About

MonitorX is an Innovation Project for the Industrial Sector (Innovasjonsprosjekt i næringslivet – IPN) organized by Energy Norway and supported by the Research Council of Norway.

The project period is from July 2015 to June 2019 (4 years) and the budget is 17.2 mill. NOK (incl. in-kind contribution from project partners).

MonitorX has three R&D partners and a large number of industry partners representing Norwegian and Swedish hydropower companies and hydropower equipment producers and service providers. An overview of the partners is provided at MonitorX – Partners.

Background
Hydropower has for more than a century been one of the pillars for industrialization, wealth and secure energy supply in Scandinavia. The main hydropower development and large scale construction was in the period 1945 – 1975. The energy market has been through a major change since this period, and is still changing. However, many of the continuously ageing hydropower plants are still in a shape "as built". To be able to cope with the challenges in a changing energy system and to serve new markets, hydropower must be flexible, cheap and reliable.

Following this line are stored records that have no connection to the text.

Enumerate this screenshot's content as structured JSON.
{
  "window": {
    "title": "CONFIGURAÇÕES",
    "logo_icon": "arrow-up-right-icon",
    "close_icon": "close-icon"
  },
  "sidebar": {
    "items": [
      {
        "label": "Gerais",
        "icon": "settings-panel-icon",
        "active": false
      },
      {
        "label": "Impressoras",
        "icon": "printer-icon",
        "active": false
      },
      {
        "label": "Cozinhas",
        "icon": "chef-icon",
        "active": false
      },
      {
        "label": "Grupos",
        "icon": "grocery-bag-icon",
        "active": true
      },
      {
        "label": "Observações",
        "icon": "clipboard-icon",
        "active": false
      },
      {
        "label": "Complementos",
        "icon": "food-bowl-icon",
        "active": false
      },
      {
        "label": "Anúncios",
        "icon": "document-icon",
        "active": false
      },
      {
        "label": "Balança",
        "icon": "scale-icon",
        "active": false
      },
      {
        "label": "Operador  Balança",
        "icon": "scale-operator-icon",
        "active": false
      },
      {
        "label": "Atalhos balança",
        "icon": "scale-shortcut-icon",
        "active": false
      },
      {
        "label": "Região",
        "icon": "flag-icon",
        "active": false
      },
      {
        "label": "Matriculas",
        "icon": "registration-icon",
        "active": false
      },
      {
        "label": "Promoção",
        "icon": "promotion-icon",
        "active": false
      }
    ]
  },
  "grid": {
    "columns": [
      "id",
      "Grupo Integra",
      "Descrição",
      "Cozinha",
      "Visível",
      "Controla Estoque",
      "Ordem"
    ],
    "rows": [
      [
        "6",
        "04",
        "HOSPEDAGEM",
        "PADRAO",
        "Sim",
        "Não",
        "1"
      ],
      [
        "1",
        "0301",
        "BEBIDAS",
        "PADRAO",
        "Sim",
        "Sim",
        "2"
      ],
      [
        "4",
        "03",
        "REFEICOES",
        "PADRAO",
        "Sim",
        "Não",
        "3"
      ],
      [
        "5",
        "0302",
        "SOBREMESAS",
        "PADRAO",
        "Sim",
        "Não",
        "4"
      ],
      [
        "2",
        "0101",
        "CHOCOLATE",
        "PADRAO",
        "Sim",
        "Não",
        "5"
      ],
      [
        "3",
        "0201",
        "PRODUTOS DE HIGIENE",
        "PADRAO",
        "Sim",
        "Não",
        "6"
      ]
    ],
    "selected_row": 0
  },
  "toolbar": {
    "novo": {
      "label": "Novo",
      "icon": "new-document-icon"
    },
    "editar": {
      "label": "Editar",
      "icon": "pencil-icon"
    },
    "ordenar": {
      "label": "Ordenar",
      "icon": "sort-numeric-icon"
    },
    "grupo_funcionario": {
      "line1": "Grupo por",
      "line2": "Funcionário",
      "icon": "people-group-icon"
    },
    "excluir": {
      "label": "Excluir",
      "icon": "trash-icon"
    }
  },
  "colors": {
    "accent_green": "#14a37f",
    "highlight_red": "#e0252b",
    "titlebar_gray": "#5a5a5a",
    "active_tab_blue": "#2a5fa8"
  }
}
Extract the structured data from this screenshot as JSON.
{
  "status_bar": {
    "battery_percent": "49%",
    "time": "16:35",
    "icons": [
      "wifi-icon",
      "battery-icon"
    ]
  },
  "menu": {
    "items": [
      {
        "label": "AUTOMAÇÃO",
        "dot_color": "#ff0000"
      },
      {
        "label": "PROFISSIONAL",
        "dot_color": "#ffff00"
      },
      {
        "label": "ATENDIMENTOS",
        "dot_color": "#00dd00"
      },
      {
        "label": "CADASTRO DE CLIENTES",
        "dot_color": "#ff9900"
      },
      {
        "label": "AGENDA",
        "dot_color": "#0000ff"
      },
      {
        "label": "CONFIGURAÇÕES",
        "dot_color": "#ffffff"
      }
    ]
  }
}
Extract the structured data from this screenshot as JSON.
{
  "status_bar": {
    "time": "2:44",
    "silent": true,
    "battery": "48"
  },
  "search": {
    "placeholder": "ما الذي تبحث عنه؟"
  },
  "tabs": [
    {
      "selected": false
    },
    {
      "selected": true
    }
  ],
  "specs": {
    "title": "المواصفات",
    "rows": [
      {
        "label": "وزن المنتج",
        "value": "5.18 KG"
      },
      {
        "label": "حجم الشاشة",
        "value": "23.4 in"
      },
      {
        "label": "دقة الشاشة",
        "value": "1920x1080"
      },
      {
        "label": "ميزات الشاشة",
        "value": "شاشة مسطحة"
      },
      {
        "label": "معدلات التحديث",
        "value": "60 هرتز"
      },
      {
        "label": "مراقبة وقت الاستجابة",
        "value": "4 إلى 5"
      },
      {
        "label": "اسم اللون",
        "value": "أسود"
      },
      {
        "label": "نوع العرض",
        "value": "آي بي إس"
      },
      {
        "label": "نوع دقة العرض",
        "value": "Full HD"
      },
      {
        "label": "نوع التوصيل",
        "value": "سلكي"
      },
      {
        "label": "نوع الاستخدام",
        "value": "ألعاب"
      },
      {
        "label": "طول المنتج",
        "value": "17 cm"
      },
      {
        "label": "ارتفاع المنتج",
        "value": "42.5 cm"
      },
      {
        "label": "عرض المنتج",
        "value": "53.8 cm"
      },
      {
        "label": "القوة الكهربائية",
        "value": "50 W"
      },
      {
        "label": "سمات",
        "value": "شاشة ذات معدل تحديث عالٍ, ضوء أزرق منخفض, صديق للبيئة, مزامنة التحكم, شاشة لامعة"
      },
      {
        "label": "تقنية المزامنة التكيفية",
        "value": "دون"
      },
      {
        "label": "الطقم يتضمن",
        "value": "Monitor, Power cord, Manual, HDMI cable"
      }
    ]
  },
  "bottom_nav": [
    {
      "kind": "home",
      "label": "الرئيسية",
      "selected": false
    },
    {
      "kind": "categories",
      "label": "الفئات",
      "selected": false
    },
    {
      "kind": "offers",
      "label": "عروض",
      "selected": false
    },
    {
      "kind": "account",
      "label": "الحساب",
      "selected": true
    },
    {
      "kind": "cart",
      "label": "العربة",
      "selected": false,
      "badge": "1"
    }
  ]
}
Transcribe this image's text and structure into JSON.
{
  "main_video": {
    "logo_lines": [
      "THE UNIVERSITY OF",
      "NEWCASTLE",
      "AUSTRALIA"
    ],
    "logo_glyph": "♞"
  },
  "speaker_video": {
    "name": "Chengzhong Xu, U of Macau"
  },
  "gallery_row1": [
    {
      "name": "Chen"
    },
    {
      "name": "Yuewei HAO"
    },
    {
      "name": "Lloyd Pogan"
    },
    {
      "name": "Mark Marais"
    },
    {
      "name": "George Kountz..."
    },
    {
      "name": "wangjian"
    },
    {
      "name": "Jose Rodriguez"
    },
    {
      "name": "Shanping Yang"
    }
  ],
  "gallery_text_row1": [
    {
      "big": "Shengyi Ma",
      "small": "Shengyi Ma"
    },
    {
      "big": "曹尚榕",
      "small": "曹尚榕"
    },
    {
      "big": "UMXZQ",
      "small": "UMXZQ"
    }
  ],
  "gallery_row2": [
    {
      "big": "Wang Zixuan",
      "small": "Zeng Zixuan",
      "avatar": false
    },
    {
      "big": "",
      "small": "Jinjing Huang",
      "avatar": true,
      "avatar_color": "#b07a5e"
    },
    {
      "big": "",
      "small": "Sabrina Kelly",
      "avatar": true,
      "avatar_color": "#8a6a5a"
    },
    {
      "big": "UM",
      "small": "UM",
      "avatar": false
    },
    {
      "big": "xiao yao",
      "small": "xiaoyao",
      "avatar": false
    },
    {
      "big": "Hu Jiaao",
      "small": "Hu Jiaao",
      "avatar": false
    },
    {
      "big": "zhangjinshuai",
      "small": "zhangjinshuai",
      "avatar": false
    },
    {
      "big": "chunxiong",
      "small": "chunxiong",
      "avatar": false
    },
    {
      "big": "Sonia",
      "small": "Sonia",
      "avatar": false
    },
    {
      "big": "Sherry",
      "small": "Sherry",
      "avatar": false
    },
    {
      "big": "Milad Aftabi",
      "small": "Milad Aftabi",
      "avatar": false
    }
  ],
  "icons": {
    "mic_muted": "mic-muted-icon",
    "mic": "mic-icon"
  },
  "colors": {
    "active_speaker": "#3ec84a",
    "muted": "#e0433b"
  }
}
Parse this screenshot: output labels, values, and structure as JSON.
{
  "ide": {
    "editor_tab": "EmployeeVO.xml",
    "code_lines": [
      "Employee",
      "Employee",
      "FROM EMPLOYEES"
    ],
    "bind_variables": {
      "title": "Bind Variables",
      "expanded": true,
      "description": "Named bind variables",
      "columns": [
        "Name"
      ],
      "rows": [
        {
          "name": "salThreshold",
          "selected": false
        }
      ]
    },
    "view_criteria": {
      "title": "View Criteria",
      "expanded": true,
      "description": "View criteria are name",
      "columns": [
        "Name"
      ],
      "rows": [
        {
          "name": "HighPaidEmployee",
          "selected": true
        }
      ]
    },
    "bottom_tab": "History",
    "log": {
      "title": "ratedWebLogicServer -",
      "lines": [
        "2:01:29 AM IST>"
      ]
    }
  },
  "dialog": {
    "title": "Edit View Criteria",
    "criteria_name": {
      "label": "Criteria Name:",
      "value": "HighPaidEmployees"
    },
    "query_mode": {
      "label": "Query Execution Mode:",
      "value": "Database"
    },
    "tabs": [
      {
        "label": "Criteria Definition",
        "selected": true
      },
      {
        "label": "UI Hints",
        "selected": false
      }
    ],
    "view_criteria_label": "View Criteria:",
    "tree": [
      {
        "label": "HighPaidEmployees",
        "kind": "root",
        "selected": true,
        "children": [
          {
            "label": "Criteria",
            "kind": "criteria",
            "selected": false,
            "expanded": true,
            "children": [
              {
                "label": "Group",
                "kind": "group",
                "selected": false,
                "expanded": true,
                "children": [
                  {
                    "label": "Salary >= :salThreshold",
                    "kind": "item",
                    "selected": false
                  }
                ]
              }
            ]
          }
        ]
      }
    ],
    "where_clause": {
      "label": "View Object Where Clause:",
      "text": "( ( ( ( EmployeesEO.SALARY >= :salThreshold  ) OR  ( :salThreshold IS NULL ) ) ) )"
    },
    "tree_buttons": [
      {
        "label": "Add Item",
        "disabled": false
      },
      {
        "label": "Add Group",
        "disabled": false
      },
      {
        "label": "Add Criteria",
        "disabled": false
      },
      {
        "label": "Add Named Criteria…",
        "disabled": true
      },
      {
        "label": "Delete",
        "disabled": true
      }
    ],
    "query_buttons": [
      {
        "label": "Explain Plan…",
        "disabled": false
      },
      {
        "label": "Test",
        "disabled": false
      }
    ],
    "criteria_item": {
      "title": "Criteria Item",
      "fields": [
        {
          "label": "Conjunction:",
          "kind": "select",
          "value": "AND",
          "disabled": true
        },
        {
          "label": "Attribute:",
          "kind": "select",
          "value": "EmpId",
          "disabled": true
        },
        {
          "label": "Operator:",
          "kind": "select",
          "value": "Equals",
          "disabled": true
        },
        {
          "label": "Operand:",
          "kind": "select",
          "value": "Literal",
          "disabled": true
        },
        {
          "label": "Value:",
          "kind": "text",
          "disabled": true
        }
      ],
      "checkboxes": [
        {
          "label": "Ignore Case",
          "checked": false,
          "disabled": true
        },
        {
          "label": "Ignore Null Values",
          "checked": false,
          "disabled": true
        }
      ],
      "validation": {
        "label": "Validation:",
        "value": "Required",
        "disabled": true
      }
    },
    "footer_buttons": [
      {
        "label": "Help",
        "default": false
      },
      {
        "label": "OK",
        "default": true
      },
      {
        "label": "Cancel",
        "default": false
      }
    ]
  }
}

Hydropower technology from last century, still in use 2017.

Digital transformation
We currently experience a digital transformation in many different areas where established business models and processes are substantially changed through new concepts, methods and models such as industry 4.0, machine learning, cyber-physical systems, internet of things, data mining and internet of services . Digitalization will also effect maintenance and operation of hydropower plants, and there is a large unexploited potential for improving maintenance and reducing costs.

Digital transformation: New concepts, methods and models

MonitorX will address the new possibilities for maintenance of hydropower plants when power companies start to use the new concepts, methods and models mentioned above. Until now, condition monitoring and application of monitoring data is mainly restricted to protection systems shutting down the plants when single monitoring signals exceed pre-defined thresholds (e.g. bearings with temperature and vibration protection). However, more advanced models, in combination with past history (failures and maintenance actions) and domain knowledge (design and function of equipment), can utilize monitoring data in a new and better way than done today.

Prof. Miguel Ángel Sanz Bobi, Institute for Research in Technology (IIT), Comillas University

Project aims
The project aims can be divided into main results, benefits and knowledge gain.

Main results
Models, algorithms and corresponding software prototypes for optimal lifetime utilization of hydropower components based on monitoring of technical condition and risk. This includes:

  • To develop models for diagnosis of technical condition and fault prognosis based on advanced methods for condition monitoring.
  • To develop models for monitoring of remaining lifetime and risk.
  • To develop prototypes of models and algorithms to be able to test the prototypes in real hydropower plants and to demonstrate how the models can be used for monitoring of technical condition and risk.
  • To educate a Postdoc. Topic: Advanced condition monitoring systems for hydropower components.

MonitorX work packages

Benefits
Application of the MonitorX project results, and application of new concepts and methods in general, will result in reduced maintenance costs by:

  •  ... avoiding (catastrophic) faults ...
  • ... avoiding unnecessary component replacements ...
  • ... prioritizing the most critical components for maintenance ...
  • ... optimized maintenance ...

... through early warnings of ageing and potential faults.

Knowledge gain
After completion of the project, the project participants should be able to provide specific answers to the following questions:

  • How can hydropower plant operators utilize the mentioned concepts and methods for maintenance of their plants?
  • What are the possibilities, challenges and restrictions?
  • How can monitoring data be used to carry out maintenance more predictive?